2003 Seattle Annual Meeting (November 2–5, 2003)

Paper No. 1
Presentation Time: 8:00 AM

PALEODAISY: AN ADAPTIVE SYSTEM FOR THE AUTOMATED RECOGNITION OF FOSSIL TAXA


MACLEOD, Norman, The Natural History Museum, Cromwell Road, London, SW7 5BD, United Kingdom, O'NEILL, M., Museum of Natural History, Oxford Univ, Oxford, OX1 3PW and WALSH, S.A., Department of Palaeontology, The Nat History Museum, Cromwell Road, London, SW7 5BD, N.MacLeod@nhm.ac.uk

A number of attempts have been made to design computer vision systems capable of identifying fossil morphologies reliably. While progress has been made, none of these has achieved a level of accuracy comparable to that of multivariate analysis based on carefully selected morphometric measurements. The latter approach is not viable as a generalized automated identification strategy because of the diversity of fossil morphologies and the limited number of morphometrically viable landmark points available for morphological characterization.

The DAISY system takes a different approach to this problem. By using data-compression algorithms to boost the signal-to-noise of training set scenes, and treating the compressed files as sets of object-characterization variables, DAISY partitions the sampled shape space into group-specific domains using k-means clustering algorithms. Unknown specimens can then be projected into the group-partitioned morphospace and identifications made on a probabilistic basis. DAISY routinely achieves over ninety percent accuracy for datasets consisting of crudely oriented specimens. Unoriented specimens are handled by adding specimens photographed in multiple orientations to each training set. Because of the greater information content available from scenes (as opposed to traditional landmarks or linear distances), and because of its ability to record information from multiple test orientations, DAISY uses all of the visual information available to experienced systematic paleontologists.
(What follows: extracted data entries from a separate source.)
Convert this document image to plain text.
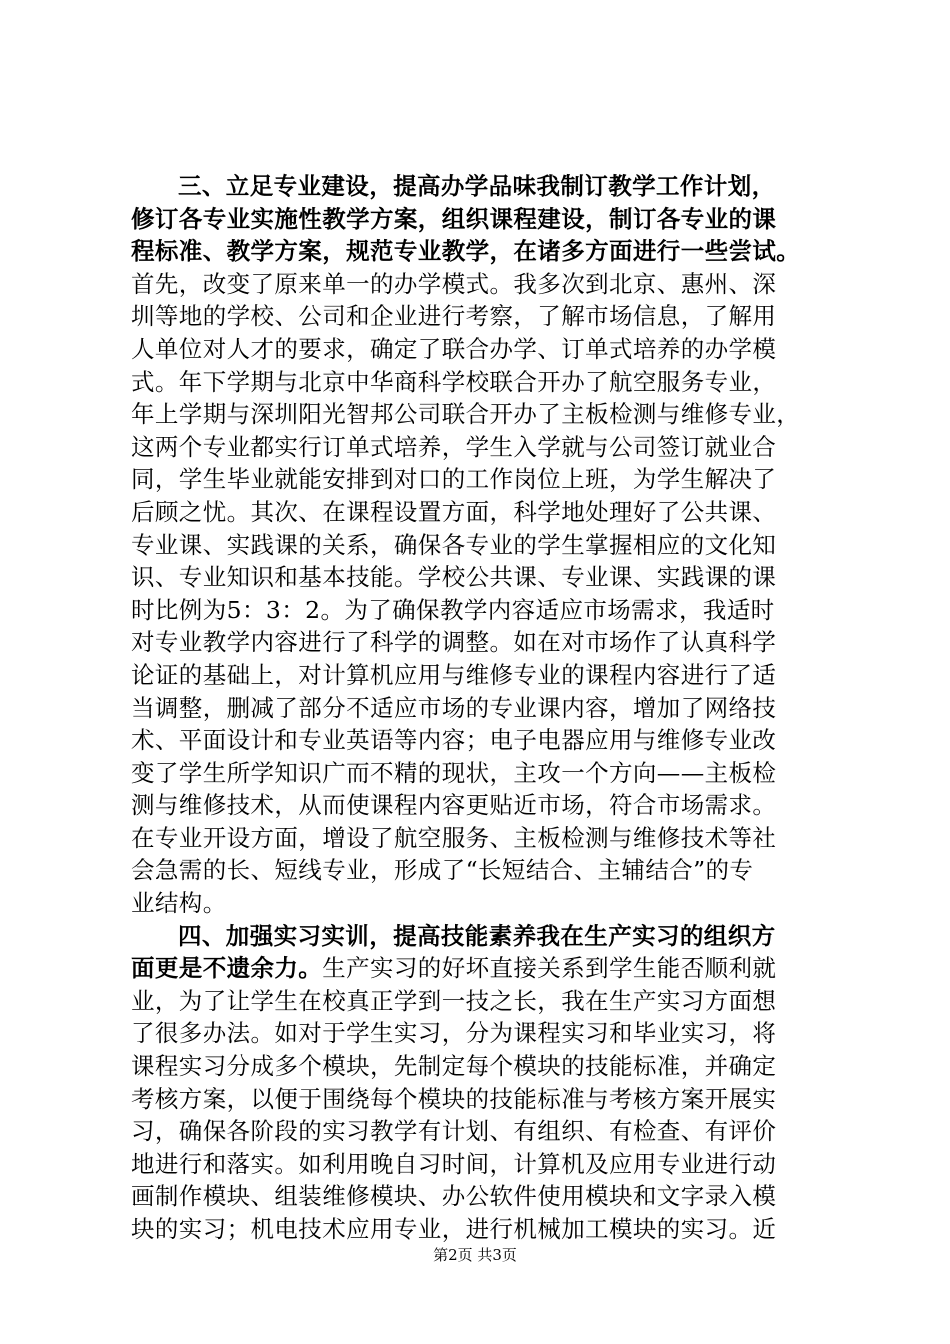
三、立足专业建设，提高办学品味我制订教学工作计划，
修订各专业实施性教学方案，组织课程建设，制订各专业的课
程标准、教学方案，规范专业教学，在诸多方面进行一些尝试。
首先，改变了原来单一的办学模式。我多次到北京、惠州、深
圳等地的学校、公司和企业进行考察，了解市场信息，了解用
人单位对人才的要求，确定了联合办学、订单式培养的办学模
式。年下学期与北京中华商科学校联合开办了航空服务专业，
年上学期与深圳阳光智邦公司联合开办了主板检测与维修专业，
这两个专业都实行订单式培养，学生入学就与公司签订就业合
同，学生毕业就能安排到对口的工作岗位上班，为学生解决了
后顾之忧。其次、在课程设置方面，科学地处理好了公共课、
专业课、实践课的关系，确保各专业的学生掌握相应的文化知
识、专业知识和基本技能。学校公共课、专业课、实践课的课
时比例为5：3：2。为了确保教学内容适应市场需求，我适时
对专业教学内容进行了科学的调整。如在对市场作了认真科学
论证的基础上，对计算机应用与维修专业的课程内容进行了适
当调整，删减了部分不适应市场的专业课内容，增加了网络技
术、平面设计和专业英语等内容；电子电器应用与维修专业改
变了学生所学知识广而不精的现状，主攻一个方向——主板检
测与维修技术，从而使课程内容更贴近市场，符合市场需求。
在专业开设方面，增设了航空服务、主板检测与维修技术等社
会急需的长、短线专业，形成了“长短结合、主辅结合”的专
业结构。
四、加强实习实训，提高技能素养我在生产实习的组织方
面更是不遗余力。生产实习的好坏直接关系到学生能否顺利就
业，为了让学生在校真正学到一技之长，我在生产实习方面想
了很多办法。如对于学生实习，分为课程实习和毕业实习，将
课程实习分成多个模块，先制定每个模块的技能标准，并确定
考核方案，以便于围绕每个模块的技能标准与考核方案开展实
习，确保各阶段的实习教学有计划、有组织、有检查、有评价
地进行和落实。如利用晚自习时间，计算机及应用专业进行动
画制作模块、组装维修模块、办公软件使用模块和文字录入模
块的实习；机电技术应用专业，进行机械加工模块的实习。近
第2页 共3页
DAISY already makes identifications much more consistently than humans in limited trials and is limited itself only by the availability of adequate training sets. Moreover, because of its distributed architecture, DAISY becomes better with each correct identification and uses slack processor time to refine group-domain definitions continuously. With continued development DAISY has the potential to (1)serve as a platform for the development of ever more refined object recognition algorithms, (2) free systematists from the drudgery of routine specimen identifications, (3) find new characters and character states useful in systematic analysis, and (4) improve substantially the accuracy and reproducibility of systematic paleontological data.